For about a year now our co-housing neighbors have been meeting monthly to talk about aging.  We spent several sessions on advance directives, dying wishes and fears about a future that may be outside our control.   Even though we laced the conversation with poetry and jokes some of us wondered whether we could ever grow up enough to face these last challenging years with the grace and courage to which we aspire? Living the last years of one’s life seems likely to be a kind of marathon that will call for true fortitude.   Wherever we are in the aging process, I propose seeing every part of life as an opportunity for preparing for this marathon. 
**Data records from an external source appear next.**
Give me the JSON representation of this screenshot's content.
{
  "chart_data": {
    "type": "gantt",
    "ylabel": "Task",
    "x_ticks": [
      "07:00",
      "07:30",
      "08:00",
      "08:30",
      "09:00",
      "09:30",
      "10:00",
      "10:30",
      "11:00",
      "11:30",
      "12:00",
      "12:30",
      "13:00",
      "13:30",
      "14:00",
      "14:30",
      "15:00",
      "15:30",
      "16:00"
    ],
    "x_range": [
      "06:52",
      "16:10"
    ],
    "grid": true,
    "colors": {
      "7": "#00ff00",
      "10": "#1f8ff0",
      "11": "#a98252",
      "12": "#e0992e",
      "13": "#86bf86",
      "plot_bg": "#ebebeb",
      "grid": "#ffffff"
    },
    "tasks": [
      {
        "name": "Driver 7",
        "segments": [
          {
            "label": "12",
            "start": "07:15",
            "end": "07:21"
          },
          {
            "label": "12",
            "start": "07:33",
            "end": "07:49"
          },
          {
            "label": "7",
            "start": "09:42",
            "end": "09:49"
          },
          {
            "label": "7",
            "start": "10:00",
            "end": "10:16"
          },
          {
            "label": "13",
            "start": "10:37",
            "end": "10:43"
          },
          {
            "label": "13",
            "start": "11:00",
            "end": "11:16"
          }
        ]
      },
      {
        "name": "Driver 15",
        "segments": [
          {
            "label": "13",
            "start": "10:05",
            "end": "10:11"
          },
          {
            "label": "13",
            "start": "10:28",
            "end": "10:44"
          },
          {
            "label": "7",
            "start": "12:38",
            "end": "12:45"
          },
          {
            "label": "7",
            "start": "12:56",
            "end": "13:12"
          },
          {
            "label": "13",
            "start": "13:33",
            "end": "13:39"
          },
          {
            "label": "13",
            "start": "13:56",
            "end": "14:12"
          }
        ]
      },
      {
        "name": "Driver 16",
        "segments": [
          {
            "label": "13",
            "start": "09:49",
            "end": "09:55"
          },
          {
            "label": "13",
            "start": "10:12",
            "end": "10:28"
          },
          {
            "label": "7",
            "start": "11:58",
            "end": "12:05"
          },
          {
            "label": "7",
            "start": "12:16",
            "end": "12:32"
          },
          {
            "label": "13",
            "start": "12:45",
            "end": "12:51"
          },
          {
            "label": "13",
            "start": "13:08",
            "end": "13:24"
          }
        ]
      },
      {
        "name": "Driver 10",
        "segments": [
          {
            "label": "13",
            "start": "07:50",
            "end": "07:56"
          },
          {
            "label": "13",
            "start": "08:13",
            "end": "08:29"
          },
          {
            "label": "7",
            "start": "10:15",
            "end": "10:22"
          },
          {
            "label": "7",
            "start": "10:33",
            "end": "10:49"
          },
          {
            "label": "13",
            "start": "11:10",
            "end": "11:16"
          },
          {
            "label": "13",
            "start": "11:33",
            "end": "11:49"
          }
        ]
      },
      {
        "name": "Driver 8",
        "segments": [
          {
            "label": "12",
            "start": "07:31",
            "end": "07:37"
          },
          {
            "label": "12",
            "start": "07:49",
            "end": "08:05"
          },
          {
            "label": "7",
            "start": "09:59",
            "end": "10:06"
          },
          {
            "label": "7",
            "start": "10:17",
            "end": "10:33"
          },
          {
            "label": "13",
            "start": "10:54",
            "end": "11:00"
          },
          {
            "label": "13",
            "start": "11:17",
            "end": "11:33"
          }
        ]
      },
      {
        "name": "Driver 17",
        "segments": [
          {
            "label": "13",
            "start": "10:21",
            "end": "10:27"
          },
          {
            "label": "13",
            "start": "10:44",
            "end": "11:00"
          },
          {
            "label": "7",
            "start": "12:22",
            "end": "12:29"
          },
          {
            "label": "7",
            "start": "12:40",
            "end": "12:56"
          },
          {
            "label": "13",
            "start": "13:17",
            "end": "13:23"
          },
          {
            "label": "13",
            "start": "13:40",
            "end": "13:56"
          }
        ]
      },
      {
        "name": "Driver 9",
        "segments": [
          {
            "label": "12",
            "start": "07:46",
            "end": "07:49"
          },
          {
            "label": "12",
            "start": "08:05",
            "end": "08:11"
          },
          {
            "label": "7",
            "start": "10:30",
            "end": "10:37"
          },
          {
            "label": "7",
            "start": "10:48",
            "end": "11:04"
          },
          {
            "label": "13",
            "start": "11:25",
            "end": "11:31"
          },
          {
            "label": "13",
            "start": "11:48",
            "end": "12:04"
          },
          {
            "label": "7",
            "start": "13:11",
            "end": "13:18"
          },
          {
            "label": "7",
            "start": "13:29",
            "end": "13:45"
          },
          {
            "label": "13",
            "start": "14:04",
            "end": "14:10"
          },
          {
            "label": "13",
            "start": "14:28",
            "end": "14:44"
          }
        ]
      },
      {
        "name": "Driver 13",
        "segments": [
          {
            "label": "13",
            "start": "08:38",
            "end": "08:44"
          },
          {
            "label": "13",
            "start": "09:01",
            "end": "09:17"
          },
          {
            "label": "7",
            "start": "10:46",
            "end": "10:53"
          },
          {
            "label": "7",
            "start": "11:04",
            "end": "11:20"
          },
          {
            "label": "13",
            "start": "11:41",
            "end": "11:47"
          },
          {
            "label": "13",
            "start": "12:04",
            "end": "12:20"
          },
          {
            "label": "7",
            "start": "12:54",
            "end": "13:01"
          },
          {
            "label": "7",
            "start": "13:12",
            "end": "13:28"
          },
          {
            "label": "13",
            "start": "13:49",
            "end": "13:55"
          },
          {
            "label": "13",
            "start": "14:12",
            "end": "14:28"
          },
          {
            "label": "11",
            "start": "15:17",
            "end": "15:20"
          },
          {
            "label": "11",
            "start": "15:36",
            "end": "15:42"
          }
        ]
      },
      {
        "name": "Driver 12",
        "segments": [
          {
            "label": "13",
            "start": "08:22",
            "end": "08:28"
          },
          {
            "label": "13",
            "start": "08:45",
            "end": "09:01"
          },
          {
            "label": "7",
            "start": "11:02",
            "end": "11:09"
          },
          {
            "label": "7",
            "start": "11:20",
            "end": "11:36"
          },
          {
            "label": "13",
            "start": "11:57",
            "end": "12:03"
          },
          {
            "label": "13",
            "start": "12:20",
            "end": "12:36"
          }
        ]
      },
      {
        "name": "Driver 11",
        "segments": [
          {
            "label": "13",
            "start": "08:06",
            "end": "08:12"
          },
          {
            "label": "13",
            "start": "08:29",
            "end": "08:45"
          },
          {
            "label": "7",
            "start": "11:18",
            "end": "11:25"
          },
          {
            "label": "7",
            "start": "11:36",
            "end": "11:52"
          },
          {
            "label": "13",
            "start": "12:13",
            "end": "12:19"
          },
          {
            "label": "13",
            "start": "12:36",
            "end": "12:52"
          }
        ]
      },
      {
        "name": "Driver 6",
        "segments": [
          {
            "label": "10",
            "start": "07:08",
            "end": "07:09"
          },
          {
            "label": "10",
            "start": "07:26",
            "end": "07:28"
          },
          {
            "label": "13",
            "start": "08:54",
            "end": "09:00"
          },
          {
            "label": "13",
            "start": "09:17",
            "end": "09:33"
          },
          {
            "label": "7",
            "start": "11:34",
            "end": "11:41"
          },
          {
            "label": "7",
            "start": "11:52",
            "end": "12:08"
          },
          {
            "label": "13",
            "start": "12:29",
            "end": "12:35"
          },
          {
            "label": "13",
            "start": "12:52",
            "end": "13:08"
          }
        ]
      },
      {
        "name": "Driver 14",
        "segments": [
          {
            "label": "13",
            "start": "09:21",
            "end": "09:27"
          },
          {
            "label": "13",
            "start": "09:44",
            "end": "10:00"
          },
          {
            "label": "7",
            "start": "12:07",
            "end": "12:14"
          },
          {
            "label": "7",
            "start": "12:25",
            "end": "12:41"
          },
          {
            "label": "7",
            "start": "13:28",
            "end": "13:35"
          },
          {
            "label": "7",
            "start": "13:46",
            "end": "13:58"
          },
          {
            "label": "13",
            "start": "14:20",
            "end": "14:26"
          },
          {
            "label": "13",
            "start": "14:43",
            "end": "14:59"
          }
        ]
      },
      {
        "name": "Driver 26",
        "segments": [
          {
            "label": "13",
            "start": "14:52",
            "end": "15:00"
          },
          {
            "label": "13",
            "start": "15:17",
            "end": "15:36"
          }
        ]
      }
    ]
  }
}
“Let’s talk about how we are living right now and how we want to live in whatever time we are given,” we said to each other.    “We may not be able to control our ending days since by definition life is no longer in our control, but we can know one another more and more deeply and we can know ourselves better and better; we can know one another’s desires and dreams.” At one of these Gracefully Growing Older gatherings we collected our thoughts about what we want in our remaining time.  Collected into four statements, here is what we found we held in common:

“I want to exercise, learn, connect, feel useful, and make the world better.”

“I want to remember how fortunate I am and enjoy life more.”

“I want to grow to have more compassion for myself and others.”

“I want to be kind, creative, and leave a legacy of love for my loved ones."

Strength training for aging mindfully can be a rich, life-long practice, never begun too soon, never something anyone can graduate from.  We can look in the mirror, build our mental, relational and spiritual muscles, keep the old heartstrings and sense of interest in life vibrant, and we can generally work up a sweat as we exert ourselves to keep making this a trustworthy world.   We can stretch toward the ceiling and bend low like wild geese, getting to know our own points of balance and fluidity, repeating, “I am flexible!  I am alive and I am the only one who is me.  In the end, it is the only gift I have to give.”

The secret to being eternal is love.  

Thornton Wilder said,  ‘and we ourselves shall be loved for awhile and then forgotten

but the love will have been enough, even memory is not necessary for love,

for there is a land of the living and a land of the dead and the bridge is love.’

Love teaches us how not to perish. 

Bernie Siegel, Spiritual Aspects of the Healing Arts, Kunz, Ed.